MADISON, Wis. – Every area of Wisconsin can face disasters, and it is important to have a planned response whether you are at home, work, school or on the road. To help all Wisconsinites be ready for any emergency, Governor Tony Evers has declared September Preparedness Month in Wisconsin. ReadyWisconsin encourages everyone to spend time developing a disaster plan.
“Disasters can strike at any time,” said Wisconsin Emergency Management Administrator Greg Engle. “While many emergencies can happen with little notice, the best way to prepare is to develop an emergency plan, know what threats can affect your area, and know what resources are available to help you stay informed during a disaster.”
Preparedness Month is recognized every September across the country as part of the Federal Emergency Management Agency’s Ready Campaign. This year’s campaign is focusing on preparing older adults for disasters.

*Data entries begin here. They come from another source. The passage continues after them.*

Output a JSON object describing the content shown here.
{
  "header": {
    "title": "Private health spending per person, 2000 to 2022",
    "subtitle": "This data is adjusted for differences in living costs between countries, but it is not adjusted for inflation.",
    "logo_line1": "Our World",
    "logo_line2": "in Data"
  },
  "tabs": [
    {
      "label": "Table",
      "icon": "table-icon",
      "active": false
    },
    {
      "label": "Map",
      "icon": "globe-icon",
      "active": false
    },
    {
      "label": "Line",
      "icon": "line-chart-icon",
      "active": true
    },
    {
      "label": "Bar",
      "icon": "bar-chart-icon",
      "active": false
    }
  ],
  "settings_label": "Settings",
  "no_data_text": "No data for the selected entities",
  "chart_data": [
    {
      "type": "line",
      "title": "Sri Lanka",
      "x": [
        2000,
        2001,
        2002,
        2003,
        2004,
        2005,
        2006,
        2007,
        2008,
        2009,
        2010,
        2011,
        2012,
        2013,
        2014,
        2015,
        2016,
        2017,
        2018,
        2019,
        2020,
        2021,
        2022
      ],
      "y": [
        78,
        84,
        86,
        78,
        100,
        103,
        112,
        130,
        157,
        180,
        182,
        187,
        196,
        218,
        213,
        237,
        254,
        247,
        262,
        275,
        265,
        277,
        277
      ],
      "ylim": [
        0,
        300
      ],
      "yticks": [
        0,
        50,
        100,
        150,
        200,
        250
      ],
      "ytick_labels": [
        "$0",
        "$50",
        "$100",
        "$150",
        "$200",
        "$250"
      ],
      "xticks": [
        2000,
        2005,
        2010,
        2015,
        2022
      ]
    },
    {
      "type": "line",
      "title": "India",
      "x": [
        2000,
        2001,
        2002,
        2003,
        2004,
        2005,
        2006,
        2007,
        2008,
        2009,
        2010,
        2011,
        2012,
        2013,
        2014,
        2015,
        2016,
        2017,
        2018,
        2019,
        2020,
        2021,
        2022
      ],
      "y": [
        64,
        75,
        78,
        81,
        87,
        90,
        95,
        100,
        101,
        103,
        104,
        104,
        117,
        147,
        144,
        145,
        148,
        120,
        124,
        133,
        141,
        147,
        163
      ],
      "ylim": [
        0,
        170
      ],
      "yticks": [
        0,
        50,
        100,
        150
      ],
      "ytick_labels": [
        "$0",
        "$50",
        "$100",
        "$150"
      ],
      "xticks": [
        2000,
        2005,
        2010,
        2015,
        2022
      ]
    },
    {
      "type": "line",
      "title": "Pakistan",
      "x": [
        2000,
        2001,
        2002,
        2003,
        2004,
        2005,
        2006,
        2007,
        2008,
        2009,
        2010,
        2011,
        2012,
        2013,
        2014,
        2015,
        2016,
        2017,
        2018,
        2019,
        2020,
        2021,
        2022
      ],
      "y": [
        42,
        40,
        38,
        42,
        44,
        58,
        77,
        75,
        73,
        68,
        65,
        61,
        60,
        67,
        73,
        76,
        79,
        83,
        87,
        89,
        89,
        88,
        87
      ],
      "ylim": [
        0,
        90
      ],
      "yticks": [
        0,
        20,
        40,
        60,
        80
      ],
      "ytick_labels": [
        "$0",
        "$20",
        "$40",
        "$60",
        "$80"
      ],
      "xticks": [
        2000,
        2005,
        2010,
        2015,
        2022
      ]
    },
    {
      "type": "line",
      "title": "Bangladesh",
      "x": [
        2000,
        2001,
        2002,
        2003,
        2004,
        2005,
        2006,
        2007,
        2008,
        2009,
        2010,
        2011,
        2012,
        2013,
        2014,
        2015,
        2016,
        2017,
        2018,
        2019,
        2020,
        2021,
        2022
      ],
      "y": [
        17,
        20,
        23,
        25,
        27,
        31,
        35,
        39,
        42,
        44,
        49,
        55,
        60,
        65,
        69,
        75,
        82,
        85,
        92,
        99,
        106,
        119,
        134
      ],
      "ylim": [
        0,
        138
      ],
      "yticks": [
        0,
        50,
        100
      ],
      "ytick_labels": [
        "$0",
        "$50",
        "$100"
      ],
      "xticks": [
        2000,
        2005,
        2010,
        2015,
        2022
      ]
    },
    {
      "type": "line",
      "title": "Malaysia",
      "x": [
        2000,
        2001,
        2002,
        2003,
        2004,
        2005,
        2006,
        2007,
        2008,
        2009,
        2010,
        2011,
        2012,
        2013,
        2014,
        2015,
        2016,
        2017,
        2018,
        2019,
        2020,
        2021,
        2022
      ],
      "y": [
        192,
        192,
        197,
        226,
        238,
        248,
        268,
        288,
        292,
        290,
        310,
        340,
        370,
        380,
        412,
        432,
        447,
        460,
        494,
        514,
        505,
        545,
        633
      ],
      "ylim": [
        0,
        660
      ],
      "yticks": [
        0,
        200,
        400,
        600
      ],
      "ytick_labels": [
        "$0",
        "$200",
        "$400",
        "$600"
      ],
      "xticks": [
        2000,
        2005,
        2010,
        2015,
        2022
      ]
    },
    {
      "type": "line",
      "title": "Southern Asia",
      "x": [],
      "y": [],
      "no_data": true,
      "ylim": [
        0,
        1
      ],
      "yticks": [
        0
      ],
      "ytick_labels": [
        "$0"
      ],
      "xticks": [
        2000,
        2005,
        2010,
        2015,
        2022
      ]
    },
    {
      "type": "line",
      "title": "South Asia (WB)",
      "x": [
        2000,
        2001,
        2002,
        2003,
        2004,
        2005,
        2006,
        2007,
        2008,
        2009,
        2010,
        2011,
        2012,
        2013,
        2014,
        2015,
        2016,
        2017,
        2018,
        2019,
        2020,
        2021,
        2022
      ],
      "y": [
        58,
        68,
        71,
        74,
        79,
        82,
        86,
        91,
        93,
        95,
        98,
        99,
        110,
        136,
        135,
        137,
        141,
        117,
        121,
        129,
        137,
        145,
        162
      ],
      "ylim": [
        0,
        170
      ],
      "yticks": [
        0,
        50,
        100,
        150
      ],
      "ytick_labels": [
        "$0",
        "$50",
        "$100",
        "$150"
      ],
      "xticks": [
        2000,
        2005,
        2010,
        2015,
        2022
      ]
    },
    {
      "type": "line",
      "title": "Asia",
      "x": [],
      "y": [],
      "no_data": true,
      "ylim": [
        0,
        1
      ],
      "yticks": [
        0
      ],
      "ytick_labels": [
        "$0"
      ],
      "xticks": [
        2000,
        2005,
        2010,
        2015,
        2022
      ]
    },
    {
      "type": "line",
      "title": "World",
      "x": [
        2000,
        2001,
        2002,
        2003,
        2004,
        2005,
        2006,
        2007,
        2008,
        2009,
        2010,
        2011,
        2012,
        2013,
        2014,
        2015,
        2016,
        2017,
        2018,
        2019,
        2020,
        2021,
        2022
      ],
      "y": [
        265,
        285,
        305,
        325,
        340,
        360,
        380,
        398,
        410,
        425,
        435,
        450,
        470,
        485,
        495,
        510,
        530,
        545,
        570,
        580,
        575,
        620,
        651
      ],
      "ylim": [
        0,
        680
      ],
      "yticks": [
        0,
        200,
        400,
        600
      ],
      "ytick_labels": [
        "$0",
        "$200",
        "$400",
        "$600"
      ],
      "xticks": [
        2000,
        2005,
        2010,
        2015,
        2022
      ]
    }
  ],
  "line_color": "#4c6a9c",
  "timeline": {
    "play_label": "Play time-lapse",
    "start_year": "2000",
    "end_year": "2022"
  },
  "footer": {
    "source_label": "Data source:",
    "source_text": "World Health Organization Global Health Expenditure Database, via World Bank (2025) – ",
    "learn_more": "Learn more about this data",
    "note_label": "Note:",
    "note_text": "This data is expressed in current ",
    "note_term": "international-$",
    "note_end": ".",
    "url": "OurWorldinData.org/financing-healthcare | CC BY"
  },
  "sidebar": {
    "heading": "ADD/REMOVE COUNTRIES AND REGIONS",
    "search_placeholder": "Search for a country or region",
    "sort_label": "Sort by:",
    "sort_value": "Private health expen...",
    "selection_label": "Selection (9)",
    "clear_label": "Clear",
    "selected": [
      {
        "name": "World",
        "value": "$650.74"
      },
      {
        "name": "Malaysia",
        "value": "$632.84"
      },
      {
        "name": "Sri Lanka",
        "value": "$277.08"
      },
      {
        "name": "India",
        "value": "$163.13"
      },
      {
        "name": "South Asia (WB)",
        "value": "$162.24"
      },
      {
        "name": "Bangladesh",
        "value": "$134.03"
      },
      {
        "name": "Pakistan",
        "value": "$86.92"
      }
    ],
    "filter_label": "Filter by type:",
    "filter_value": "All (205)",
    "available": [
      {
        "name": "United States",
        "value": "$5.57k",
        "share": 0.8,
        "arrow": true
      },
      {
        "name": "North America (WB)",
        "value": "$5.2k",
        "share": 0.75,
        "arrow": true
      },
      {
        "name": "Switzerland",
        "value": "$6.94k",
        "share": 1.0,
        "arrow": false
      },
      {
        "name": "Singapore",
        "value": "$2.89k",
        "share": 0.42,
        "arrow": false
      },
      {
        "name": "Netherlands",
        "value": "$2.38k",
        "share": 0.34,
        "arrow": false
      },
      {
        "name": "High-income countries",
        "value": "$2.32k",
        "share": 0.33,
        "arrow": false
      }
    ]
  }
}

“As people age, their needs and capabilities change,” said Engle. “It is important to take any challenges you may face into consideration during the emergency planning process to prevent or minimize disaster effects.”
Some steps to consider when preparing older adults for an emergency include:
- How to stay in contact with others if communications are disrupted.
- Planning transportation if you need evacuation assistance.
- Making copies of Medicaid, Medicare, and other insurance cards.
- Electronic payment deposits for Social Security or other benefits.
- Include items in your emergency supply kit such as medicine, medical supplies, batteries and chargers.
- Talk to your caregiver on what may be expected and required for assistance before, during, and after a disaster.
ReadyWisconsin offers several resources to help older adults with the process of emergency planning at https://readywisconsin.wi.gov.
During the month of September, ReadyWisconsin encourages everyone to prepare by:
- Creating or updating your disaster plan. This should include what to do in the event an emergency or disaster forces you to remain at home for several days or you are forced to leave your home. Make sure the plan is practiced.
- Create a disaster kit that includes three days of supplies, such as water and non-perishable food, a first aid kit and flashlights. Remember to think about medical needs and don’t forget to include supplies for your pets.
- Talk to children about what to do at home, school, daycare or when they are not at home. Make sure they know who to contact and identify a safe meeting place.
- Identify disasters that are likely to affect your community and the resources available to respond.
- Review your insurance policy to make sure you have adequate coverage for your home and other property. Remember that most policies do not cover flood damage, which will typically require its own policy.
- Get emergency notifications on your phone. When emergencies strike, public safety officials use timely and reliable systems to alert you. These include Wireless Emergency Alerts (WEAs) that can broadcast from cell towers to any WEA-enabled mobile device in a targeted area. Check with local emergency management on other emergency messaging systems available in your area.
- Take steps to prepare your home. This includes maintaining your property, such as trimming tree branches, cleaning gutters, and securing shingles on your roof.